Pesquisa aponta que faltou planejamento dos governantes para evitar desabastecimento

iG Minas Gerais | Angélica Diniz |


Níveis críticos.

 Sistema Serra Azul, em Juatuba, na região metropolitana de BH, estava com nível de 7,7% na última sexta-feira, dia 13
Uarlen Valério
Níveis críticos. Sistema Serra Azul, em Juatuba, na região metropolitana de BH, estava com nível de 7,7% na última sexta-feira, dia 13

A falta de água já é uma realidade para grande parte da população brasileira. Restou aos governos e concessionárias implementarem rodízios e sobretaxas, penalizando ainda mais o consumidor. No entanto, pesquisa realizada nos meses de janeiro e fevereiro em Minas, São Paulo e Rio de Janeiro aponta que 91% dos entrevistados responsabilizam o governo pela crise hídrica na região Sudeste. Desenvolvido pela empresa de pesquisa de opinião Expertise, o estudo mostra ainda que 89% das pessoas acreditam que o fornecimento de energia elétrica poderá ser afetado.

Esse resultado confirma a opinião do professor aposentado da UFMG Adelbanir Braz. Para o especialista em hidrogeologia e meio ambiente, o descaso com planejamento dos governos federal, estaduais e empresas de abastecimento levou a essa situação-limite. “A falta de projetos e de investimentos no setor causou essa crise. Só que quem vai ser responsabilizada por ela somos nós, consumidores”, disse.

Em Minas Gerais, o rodízio de abastecimento e a cobrança de sobretaxa para quem não economizar 30% de água já estão sendo avaliados pela Copasa, o que causou revolta no professor. “Essa medida é absurda. Quem tem de pagar uma multa pesada é a Copasa, por não ter impedido que a situação chegasse a esse ponto. A empresa tem de cumprir o papel dela, que é abastecer a população das cidades que atende e cobrar por isso”.

De acordo com o instituto Expertise, quando essa mesma pesquisa foi realizada em outubro do ano passado, a percepção das pessoas era outra. Há cerca de três meses, os entrevistados atribuíram a crise ao mau uso da água e dos recursos hídricos pela população e à falta de chuvas.

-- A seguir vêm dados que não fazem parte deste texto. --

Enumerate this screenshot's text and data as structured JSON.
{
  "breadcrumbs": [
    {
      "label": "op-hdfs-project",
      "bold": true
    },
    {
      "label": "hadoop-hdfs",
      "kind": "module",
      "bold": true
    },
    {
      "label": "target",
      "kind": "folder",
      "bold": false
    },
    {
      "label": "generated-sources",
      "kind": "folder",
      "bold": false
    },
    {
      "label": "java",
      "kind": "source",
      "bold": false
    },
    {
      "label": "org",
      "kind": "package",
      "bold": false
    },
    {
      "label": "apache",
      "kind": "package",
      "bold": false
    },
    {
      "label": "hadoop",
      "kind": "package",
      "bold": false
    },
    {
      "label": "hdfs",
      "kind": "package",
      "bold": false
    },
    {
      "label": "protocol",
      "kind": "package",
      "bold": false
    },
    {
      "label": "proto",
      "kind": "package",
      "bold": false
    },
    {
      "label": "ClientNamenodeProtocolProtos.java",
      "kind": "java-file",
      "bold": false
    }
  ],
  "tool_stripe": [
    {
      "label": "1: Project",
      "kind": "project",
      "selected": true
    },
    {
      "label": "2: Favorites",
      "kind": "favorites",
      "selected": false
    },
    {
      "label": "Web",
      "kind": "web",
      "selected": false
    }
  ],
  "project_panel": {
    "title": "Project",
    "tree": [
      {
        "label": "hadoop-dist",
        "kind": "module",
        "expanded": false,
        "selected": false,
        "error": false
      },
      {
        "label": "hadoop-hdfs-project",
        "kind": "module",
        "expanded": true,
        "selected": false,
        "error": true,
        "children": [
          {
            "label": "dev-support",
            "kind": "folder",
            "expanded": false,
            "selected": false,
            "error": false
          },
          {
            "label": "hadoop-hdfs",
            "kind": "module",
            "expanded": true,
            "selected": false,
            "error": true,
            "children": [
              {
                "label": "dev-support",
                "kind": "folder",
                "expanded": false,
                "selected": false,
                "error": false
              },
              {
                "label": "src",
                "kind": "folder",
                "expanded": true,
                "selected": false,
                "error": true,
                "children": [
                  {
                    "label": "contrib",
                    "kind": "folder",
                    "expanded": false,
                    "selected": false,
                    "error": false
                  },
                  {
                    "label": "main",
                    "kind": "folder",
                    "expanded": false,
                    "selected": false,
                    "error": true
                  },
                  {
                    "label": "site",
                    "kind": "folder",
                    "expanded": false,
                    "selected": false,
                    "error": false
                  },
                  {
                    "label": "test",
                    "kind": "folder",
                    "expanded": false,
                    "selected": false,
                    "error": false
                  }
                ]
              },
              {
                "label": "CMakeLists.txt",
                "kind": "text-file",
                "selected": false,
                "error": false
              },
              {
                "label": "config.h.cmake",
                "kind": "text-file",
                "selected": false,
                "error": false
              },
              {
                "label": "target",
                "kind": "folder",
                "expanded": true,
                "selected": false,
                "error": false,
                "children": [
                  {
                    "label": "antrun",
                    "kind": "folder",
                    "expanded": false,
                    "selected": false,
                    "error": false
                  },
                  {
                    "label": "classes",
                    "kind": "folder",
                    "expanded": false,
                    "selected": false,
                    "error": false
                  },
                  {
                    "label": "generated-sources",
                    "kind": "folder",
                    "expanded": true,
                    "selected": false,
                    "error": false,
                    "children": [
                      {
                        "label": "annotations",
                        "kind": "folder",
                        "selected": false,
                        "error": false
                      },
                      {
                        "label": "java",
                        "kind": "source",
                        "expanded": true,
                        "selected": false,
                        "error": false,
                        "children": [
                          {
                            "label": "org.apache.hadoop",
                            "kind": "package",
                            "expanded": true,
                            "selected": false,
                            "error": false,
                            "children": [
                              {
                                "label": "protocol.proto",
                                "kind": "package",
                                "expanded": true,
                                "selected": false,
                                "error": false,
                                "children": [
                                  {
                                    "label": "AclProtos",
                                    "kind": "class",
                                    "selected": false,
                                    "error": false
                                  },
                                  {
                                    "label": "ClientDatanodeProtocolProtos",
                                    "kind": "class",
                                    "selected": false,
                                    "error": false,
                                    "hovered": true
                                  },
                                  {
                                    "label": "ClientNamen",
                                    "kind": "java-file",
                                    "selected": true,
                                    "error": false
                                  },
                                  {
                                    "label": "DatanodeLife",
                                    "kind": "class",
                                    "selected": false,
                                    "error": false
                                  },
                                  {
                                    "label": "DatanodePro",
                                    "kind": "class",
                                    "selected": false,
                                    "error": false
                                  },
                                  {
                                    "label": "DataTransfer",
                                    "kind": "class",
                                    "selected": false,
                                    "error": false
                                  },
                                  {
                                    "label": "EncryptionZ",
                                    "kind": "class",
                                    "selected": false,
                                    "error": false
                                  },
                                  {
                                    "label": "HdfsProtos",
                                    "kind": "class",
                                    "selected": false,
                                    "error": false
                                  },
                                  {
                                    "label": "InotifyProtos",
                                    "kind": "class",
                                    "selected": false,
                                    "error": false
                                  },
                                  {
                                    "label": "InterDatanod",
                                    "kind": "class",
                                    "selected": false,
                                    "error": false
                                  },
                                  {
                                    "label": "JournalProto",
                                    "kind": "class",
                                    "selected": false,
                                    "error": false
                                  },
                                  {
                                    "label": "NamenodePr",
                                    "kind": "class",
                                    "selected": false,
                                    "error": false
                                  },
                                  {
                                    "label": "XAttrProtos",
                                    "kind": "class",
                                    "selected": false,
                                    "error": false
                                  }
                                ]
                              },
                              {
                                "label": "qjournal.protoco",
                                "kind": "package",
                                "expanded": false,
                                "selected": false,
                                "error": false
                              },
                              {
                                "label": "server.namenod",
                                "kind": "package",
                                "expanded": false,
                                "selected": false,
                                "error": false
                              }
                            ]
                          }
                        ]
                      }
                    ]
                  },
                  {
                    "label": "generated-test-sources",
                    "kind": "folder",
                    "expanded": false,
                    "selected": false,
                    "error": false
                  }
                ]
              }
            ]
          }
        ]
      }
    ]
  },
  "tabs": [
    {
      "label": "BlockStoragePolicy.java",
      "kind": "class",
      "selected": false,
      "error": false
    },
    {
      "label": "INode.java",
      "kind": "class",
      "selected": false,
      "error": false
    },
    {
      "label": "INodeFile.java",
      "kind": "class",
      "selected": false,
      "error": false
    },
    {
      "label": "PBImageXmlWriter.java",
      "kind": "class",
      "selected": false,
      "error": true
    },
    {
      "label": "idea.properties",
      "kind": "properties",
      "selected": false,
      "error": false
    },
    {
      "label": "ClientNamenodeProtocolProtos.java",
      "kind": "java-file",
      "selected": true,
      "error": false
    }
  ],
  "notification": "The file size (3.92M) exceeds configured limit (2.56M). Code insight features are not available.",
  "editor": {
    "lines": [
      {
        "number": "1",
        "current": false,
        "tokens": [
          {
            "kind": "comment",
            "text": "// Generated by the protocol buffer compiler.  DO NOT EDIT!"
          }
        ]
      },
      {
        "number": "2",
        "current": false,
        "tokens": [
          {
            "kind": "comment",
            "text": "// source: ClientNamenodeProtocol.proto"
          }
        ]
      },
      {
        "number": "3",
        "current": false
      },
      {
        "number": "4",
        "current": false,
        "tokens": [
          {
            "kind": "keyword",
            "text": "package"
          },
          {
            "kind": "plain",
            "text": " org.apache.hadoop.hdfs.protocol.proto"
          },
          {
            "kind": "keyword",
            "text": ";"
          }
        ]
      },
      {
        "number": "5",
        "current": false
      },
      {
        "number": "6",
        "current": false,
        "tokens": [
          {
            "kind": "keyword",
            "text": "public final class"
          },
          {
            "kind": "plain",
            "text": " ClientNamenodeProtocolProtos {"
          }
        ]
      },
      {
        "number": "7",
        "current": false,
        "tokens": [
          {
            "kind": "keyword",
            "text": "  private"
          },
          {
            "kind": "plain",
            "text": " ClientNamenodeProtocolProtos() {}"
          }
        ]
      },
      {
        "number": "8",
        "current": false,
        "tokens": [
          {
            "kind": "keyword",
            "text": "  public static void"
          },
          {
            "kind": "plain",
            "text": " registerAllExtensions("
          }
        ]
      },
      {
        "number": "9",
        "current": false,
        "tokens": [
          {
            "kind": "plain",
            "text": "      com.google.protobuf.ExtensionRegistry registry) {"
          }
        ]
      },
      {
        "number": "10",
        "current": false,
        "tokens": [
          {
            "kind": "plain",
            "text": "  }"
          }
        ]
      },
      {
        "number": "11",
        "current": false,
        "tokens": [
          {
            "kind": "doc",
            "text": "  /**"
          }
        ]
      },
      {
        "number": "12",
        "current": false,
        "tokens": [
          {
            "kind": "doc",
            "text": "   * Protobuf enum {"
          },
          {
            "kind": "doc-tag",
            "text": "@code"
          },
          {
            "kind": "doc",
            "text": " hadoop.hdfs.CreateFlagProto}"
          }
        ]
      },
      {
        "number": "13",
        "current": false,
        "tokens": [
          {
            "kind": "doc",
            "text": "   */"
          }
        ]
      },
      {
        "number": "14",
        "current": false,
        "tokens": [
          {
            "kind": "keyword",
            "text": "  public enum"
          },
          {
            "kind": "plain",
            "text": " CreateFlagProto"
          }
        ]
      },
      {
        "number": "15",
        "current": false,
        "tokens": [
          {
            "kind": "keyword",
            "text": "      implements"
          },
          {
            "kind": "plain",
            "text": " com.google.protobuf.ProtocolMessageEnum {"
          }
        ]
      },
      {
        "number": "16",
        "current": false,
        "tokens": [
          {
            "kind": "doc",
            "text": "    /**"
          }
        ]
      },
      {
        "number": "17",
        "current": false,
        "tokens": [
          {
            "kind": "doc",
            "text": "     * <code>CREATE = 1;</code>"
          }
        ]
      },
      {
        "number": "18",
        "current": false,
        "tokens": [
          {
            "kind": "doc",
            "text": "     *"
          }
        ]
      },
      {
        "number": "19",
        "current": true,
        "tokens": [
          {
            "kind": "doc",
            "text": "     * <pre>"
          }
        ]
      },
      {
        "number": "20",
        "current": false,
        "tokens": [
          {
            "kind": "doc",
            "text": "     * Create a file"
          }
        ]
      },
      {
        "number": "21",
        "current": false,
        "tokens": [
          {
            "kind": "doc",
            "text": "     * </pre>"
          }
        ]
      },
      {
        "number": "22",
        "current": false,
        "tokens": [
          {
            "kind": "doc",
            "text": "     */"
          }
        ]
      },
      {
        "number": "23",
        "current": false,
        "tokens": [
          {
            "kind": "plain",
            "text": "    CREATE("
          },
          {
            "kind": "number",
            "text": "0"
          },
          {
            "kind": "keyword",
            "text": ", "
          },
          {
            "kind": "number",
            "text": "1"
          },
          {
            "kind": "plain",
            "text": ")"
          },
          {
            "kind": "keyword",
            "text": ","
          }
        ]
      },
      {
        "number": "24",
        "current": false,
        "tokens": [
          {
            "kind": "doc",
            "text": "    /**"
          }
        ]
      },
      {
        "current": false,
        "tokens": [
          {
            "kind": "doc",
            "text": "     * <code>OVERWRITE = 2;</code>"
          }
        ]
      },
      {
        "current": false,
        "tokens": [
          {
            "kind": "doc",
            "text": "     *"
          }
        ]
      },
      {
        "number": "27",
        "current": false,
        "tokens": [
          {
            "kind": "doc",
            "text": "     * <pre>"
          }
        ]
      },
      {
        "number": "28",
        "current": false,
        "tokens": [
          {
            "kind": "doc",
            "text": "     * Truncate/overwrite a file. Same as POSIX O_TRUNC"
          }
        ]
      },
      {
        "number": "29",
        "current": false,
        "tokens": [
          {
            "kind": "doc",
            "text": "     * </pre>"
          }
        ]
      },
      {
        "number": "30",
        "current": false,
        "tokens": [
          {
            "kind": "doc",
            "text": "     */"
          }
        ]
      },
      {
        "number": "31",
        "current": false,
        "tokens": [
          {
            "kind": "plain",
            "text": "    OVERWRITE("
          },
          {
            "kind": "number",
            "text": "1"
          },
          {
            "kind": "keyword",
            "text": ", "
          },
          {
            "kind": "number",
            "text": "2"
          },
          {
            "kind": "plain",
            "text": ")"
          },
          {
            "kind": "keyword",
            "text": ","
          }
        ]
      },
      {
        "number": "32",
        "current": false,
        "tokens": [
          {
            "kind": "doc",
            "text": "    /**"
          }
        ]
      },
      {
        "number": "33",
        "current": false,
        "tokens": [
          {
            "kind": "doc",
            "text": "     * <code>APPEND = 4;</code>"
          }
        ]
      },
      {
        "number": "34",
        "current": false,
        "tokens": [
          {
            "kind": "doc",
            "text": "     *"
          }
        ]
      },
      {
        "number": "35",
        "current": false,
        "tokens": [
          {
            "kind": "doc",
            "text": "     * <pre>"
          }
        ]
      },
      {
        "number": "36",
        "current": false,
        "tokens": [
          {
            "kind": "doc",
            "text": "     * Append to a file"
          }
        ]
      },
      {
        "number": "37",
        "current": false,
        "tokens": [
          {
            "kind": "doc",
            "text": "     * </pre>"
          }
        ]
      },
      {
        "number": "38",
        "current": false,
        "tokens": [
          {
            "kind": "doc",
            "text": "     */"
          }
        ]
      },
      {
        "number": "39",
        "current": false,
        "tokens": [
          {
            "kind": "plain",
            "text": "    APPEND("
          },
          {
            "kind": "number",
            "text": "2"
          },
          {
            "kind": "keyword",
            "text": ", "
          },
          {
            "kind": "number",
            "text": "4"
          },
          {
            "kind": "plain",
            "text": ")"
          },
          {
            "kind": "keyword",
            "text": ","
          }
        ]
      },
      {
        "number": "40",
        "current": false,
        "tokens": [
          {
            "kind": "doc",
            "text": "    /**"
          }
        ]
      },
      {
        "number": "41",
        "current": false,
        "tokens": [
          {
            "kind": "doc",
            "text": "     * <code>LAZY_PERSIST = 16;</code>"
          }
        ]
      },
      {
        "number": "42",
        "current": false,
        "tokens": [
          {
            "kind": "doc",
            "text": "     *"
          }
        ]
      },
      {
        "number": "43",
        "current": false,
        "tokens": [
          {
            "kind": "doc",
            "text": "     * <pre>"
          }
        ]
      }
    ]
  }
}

O professor acredita que o período de estiagem não é uma desculpa. Segundo ele, o investimento maior em captação de água subterrânea e novas adutoras seria um caminho para evitar a crise. “No Nordeste do país, existem adutoras de 200, 300 quilômetros para captar água de rios, e não é uma obra cara. Com água subterrânea captada da serra do Curral, por exemplo, daria para abastecer entre 50% e 60% de Belo Horizonte”, explica Braz.